De cara, Fábio não achou uma boa ideia, pois teria que mudar radicalmente os seus hábitos de sono. “Padeiro trabalha madrugada adentro, e eu não queria isso.” Mas, depois de pensar na proposta com carinho, candidatou-se a uma vaga de estagiário em uma padaria que ficava em seu bairro e tinha um certo prestígio. Na primeira semana, ele odiou o trabalho, já que ficou mais fazendo limpeza do que pão. Na segunda, começou a colocar mão na massa e já não achou tão ruim. Na terceira, com o relógio biológico regulado, encantou-se pela profissão.

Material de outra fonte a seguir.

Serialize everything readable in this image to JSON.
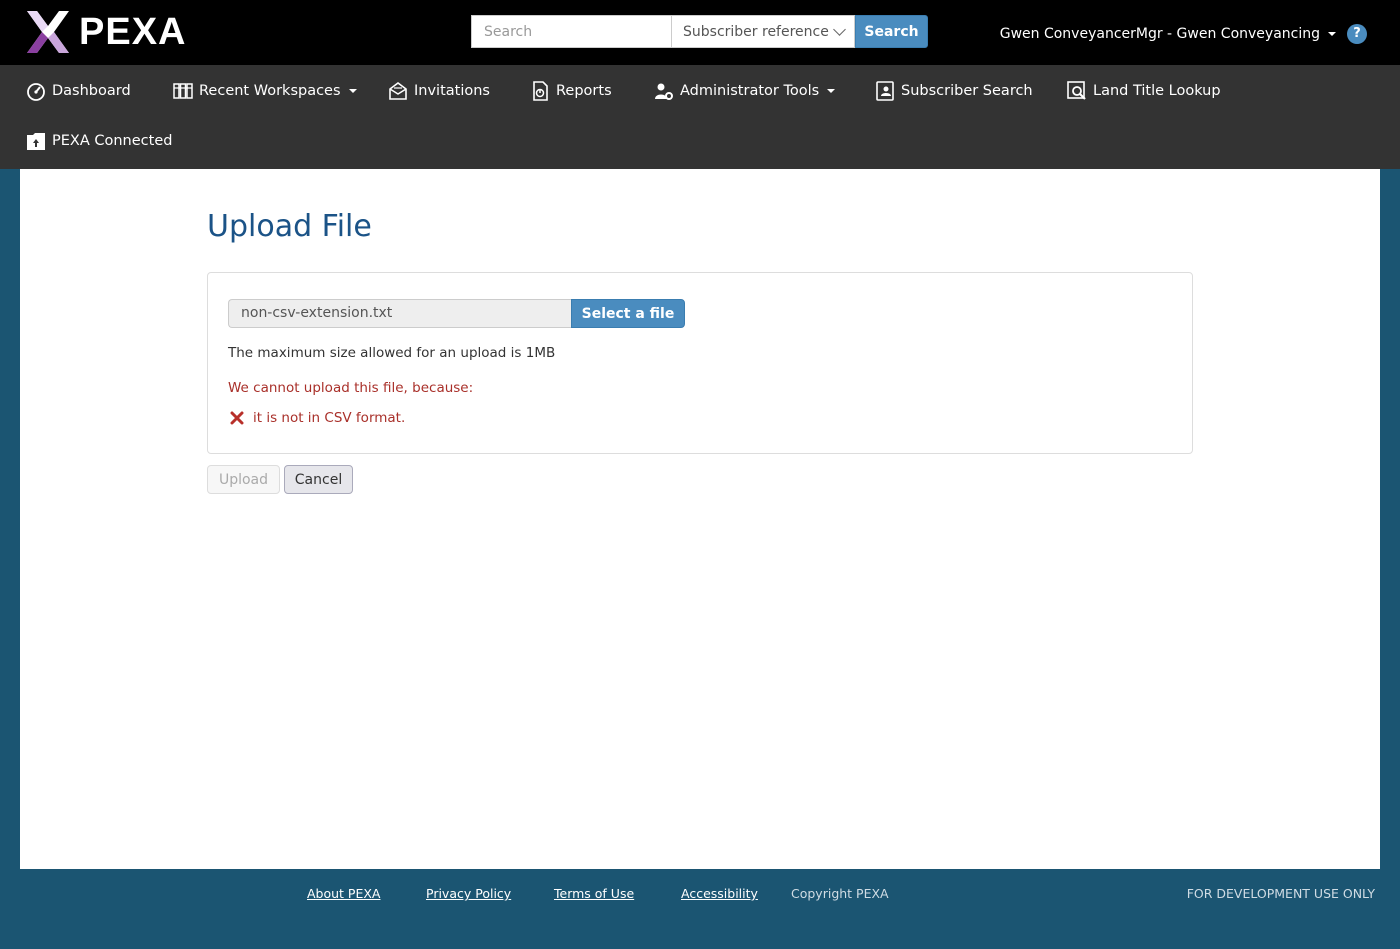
{
  "header": {
    "logo_text": "PEXA",
    "search": {
      "placeholder": "Search",
      "type_selected": "Subscriber reference",
      "button_label": "Search"
    },
    "user_label": "Gwen ConveyancerMgr - Gwen Conveyancing",
    "help_label": "?"
  },
  "nav": {
    "items": [
      {
        "label": "Dashboard",
        "icon": "dashboard-icon"
      },
      {
        "label": "Recent Workspaces",
        "icon": "workspaces-icon",
        "dropdown": true
      },
      {
        "label": "Invitations",
        "icon": "invitations-icon"
      },
      {
        "label": "Reports",
        "icon": "reports-icon"
      },
      {
        "label": "Administrator Tools",
        "icon": "admin-tools-icon",
        "dropdown": true
      },
      {
        "label": "Subscriber Search",
        "icon": "subscriber-search-icon"
      },
      {
        "label": "Land Title Lookup",
        "icon": "land-title-lookup-icon"
      },
      {
        "label": "PEXA Connected",
        "icon": "pexa-connected-icon"
      }
    ]
  },
  "main": {
    "title": "Upload File",
    "file": {
      "name": "non-csv-extension.txt",
      "select_label": "Select a file"
    },
    "max_size_text": "The maximum size allowed for an upload is 1MB",
    "error_heading": "We cannot upload this file, because:",
    "errors": [
      "it is not in CSV format."
    ],
    "buttons": {
      "upload": "Upload",
      "cancel": "Cancel"
    }
  },
  "footer": {
    "links": [
      "About PEXA",
      "Privacy Policy",
      "Terms of Use",
      "Accessibility"
    ],
    "copyright": "Copyright PEXA",
    "env_notice": "FOR DEVELOPMENT USE ONLY"
  },
  "colors": {
    "accent": "#4a8cbf",
    "title": "#1b5387",
    "error": "#a9302a",
    "background": "#1b5572",
    "navbar": "#333333",
    "topbar": "#000000"
  }
}
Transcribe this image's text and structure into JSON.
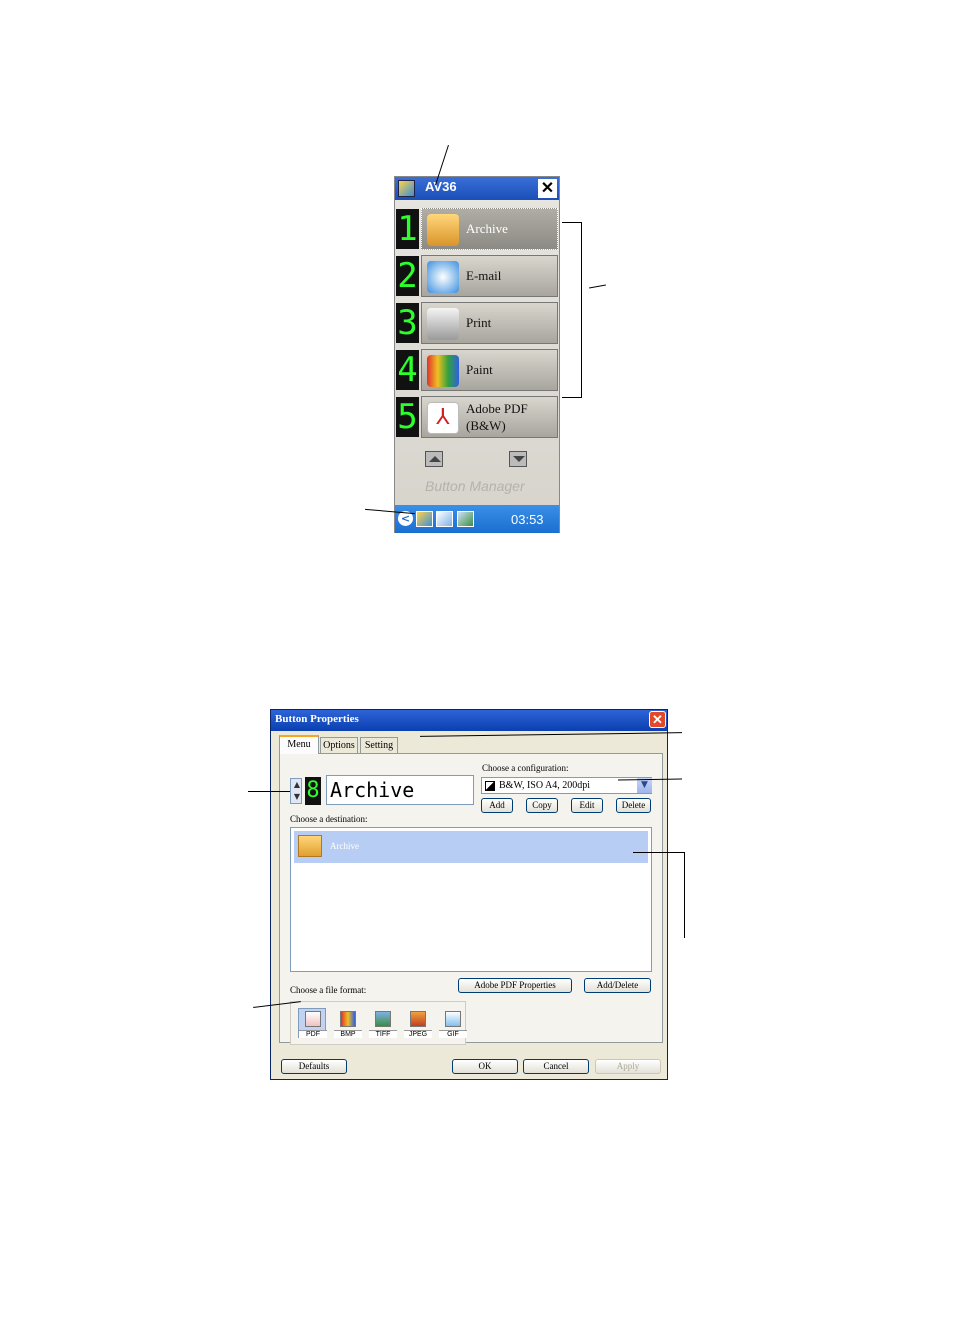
{
  "button_manager": {
    "title": "AV36",
    "close_label": "✕",
    "buttons": [
      {
        "digit": "1",
        "label": "Archive",
        "icon": "archive-folder-icon",
        "selected": true
      },
      {
        "digit": "2",
        "label": "E-mail",
        "icon": "email-icon",
        "selected": false
      },
      {
        "digit": "3",
        "label": "Print",
        "icon": "printer-icon",
        "selected": false
      },
      {
        "digit": "4",
        "label": "Paint",
        "icon": "paint-icon",
        "selected": false
      },
      {
        "digit": "5",
        "label": "Adobe PDF",
        "label_line2": "(B&W)",
        "icon": "pdf-icon",
        "selected": false
      }
    ],
    "brand": "Button Manager",
    "taskbar": {
      "time": "03:53",
      "back": "<"
    }
  },
  "dialog": {
    "title": "Button Properties",
    "close_label": "✕",
    "tabs": [
      {
        "label": "Menu",
        "active": true
      },
      {
        "label": "Options",
        "active": false
      },
      {
        "label": "Setting",
        "active": false
      }
    ],
    "button_number": "8",
    "button_name": "Archive",
    "config_label": "Choose a configuration:",
    "config_value": "B&W, ISO A4, 200dpi",
    "config_buttons": [
      "Add",
      "Copy",
      "Edit",
      "Delete"
    ],
    "dest_label": "Choose a destination:",
    "destinations": [
      {
        "label": "Archive",
        "selected": true
      }
    ],
    "pdf_properties_label": "Adobe PDF Properties",
    "add_delete_label": "Add/Delete",
    "format_label": "Choose a file format:",
    "formats": [
      {
        "label": "PDF",
        "selected": true
      },
      {
        "label": "BMP",
        "selected": false
      },
      {
        "label": "TIFF",
        "selected": false
      },
      {
        "label": "JPEG",
        "selected": false
      },
      {
        "label": "GIF",
        "selected": false
      }
    ],
    "footer": {
      "defaults": "Defaults",
      "ok": "OK",
      "cancel": "Cancel",
      "apply": "Apply"
    }
  },
  "colors": {
    "digit_green": "#2cff2c",
    "title_blue": "#1a4fb8",
    "selection_blue": "#b7cdf3"
  }
}
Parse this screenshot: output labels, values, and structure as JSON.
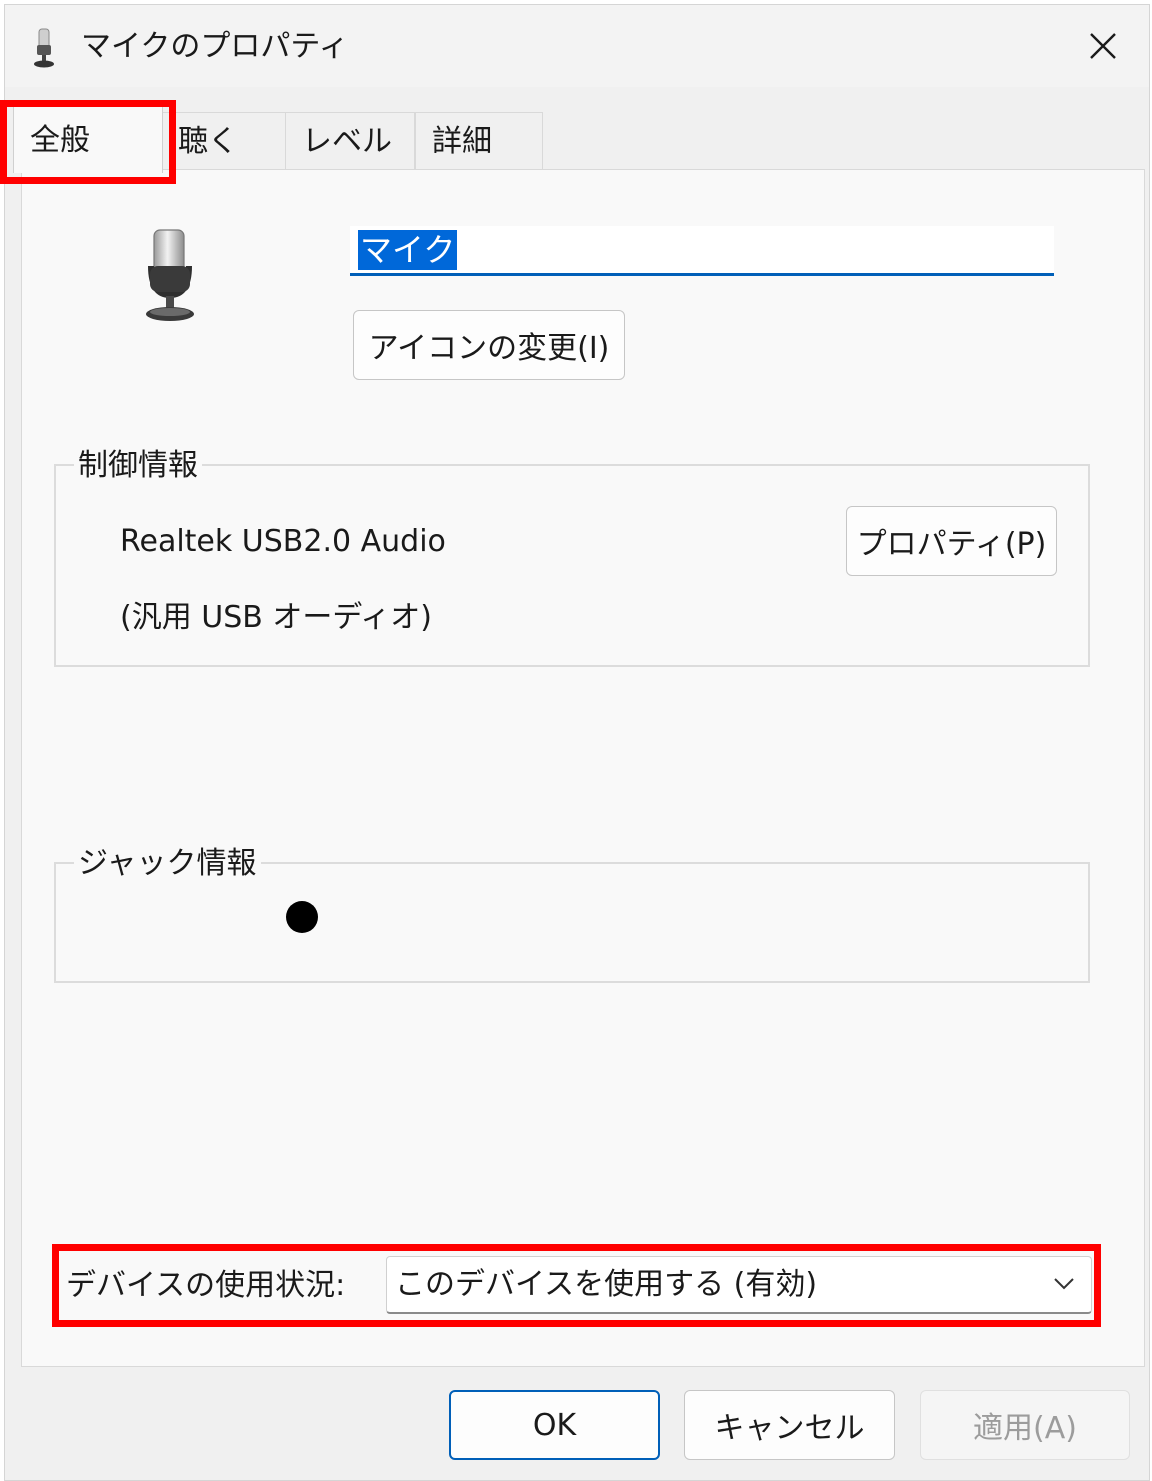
{
  "window": {
    "title": "マイクのプロパティ"
  },
  "tabs": [
    {
      "label": "全般",
      "active": true
    },
    {
      "label": "聴く",
      "active": false
    },
    {
      "label": "レベル",
      "active": false
    },
    {
      "label": "詳細",
      "active": false
    }
  ],
  "general": {
    "device_name": "マイク",
    "change_icon_label": "アイコンの変更(I)",
    "controller": {
      "legend": "制御情報",
      "device_line": "Realtek USB2.0 Audio",
      "driver_line": "(汎用 USB オーディオ)",
      "properties_label": "プロパティ(P)"
    },
    "jack": {
      "legend": "ジャック情報"
    },
    "usage": {
      "label": "デバイスの使用状況:",
      "selected": "このデバイスを使用する (有効)"
    }
  },
  "footer": {
    "ok_label": "OK",
    "cancel_label": "キャンセル",
    "apply_label": "適用(A)"
  },
  "colors": {
    "accent": "#005fb8",
    "highlight": "#ff0000",
    "selection": "#0068d9"
  }
}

Para ser padeiro na Alemanha, é preciso se submeter a uma prova. Fábio tinha duas opções: fazer um curso técnico, com aulas semanais, ou trabalhar por quatro anos na padaria e, depois, ser avaliado e obter o diploma. Escolheu a segunda alternativa. “Eu estava apaixonado por fazer pão. Em casa, testava receitas. Estava determinado a pegar pesado no aprendizado”, conta.
Na mesma época, surgiu uma oportunidade de emprego como professor de crianças de 6 a 11 anos. “Acabei me dividindo: trabalhava meio período na padaria e meio período na escola.” E assim foi por um ano e sete meses.
Brotkultura
Em fevereiro do ano passado, um pouco antes de a pandemia explodir, a mulher e os filhos de Fábio voltaram para Brasília.
O paulistano, porém, não retornou de imediato. Queria ter mais um tempo de aprendizado. A ideia era passar, pelo menos, mais um ano lá — a cada quatro meses ou ele vinha para o Brasil ou a família ia para Colônia. Mas, com o agravamento da crise sanitária, o arranjo ficou impossível.
Fábio antecipou o retorno a Brasília para julho do ano passado, com a ideia de reproduzir tudo o que tinha aprendido na Alemanha. “Muito se fala da panificação francesa ou italiana, mas a alemã é a que tem a maior variedade de pães: são mais de 3.200 tipos.”
Em um primeiro momento, Fábio contou com a ajuda do CSA Madre Terra, que leva alimentos orgânicos, sustentabilidade e corresponsabilidade aos clientes, para comercializar seus pães. Em pouco tempo, com o boca a boca, criou a própria clientela — parte dela formada por alemães. “A minha mulher tinha razão. Quando os alemães que moram aqui souberam que eu fazia pães com as técnicas de lá, logo apareceram.”
Fábio destaca que uma das características da panificação alemã é ser mais nutritiva. “Usamos muitos grãos, além de farinha integral e de centeio”, detalha. O levain (fermento natural) é à base de farinha de centeio, que tem menos glúten e confere uma cor mais escura aos pães. O centeio usado pelo padeiro vem do Sul do país, que, por ter uma forte colonização alemã, conta com produtos de melhor qualidade.
Entre os carros-chefe da Brotkultura está o bretzel, um dos mais típicos pães alemão. “Ele leva sal grosso em cima. Testei usar os daqui, mas não deu certo, porque derretia. Passei a importar da Alemanha”, exemplifica todo o cuidado que tem no preparo.
Tanta dedicação rendeu a Fábio o prêmio Preto Empreendedor, fornecido pela Central Única das Favelas (CUFA), representando Brasília.
A premiação escolheu os empreendimentos negros mais impactantes da sociedade em 2020.
Hoje, Fábio já conta com dois fornos, um ajudante e fornece os seus produtos duas vezes por semana, às terças e aos sábados. O cardápio é divulgado na conta da Brotkultura no Instagram, e os pedidos podem ser feitos com, no máximo, 24 horas de antecedência.
“Mas, principalmente no sábado, os pedidos costumam se esgotar antes das 24 horas”, alerta. Nem por isso, o padeiro pensa em ampliar a demanda. “O meu pão é artesanal e não quero perder a qualidade em nome de quantidade”, justifica. Os produtos dele também podem ser degustados no Antonieta Café.
Em julho, Fábio pretende passar mais uma temporada em Colônia. Quer voltar à padaria onde aprendeu tudo o que sabe e aperfeiçoar os ensinamentos. Com certeza, voltará cheio de novidades. Os amantes do pão agradecem!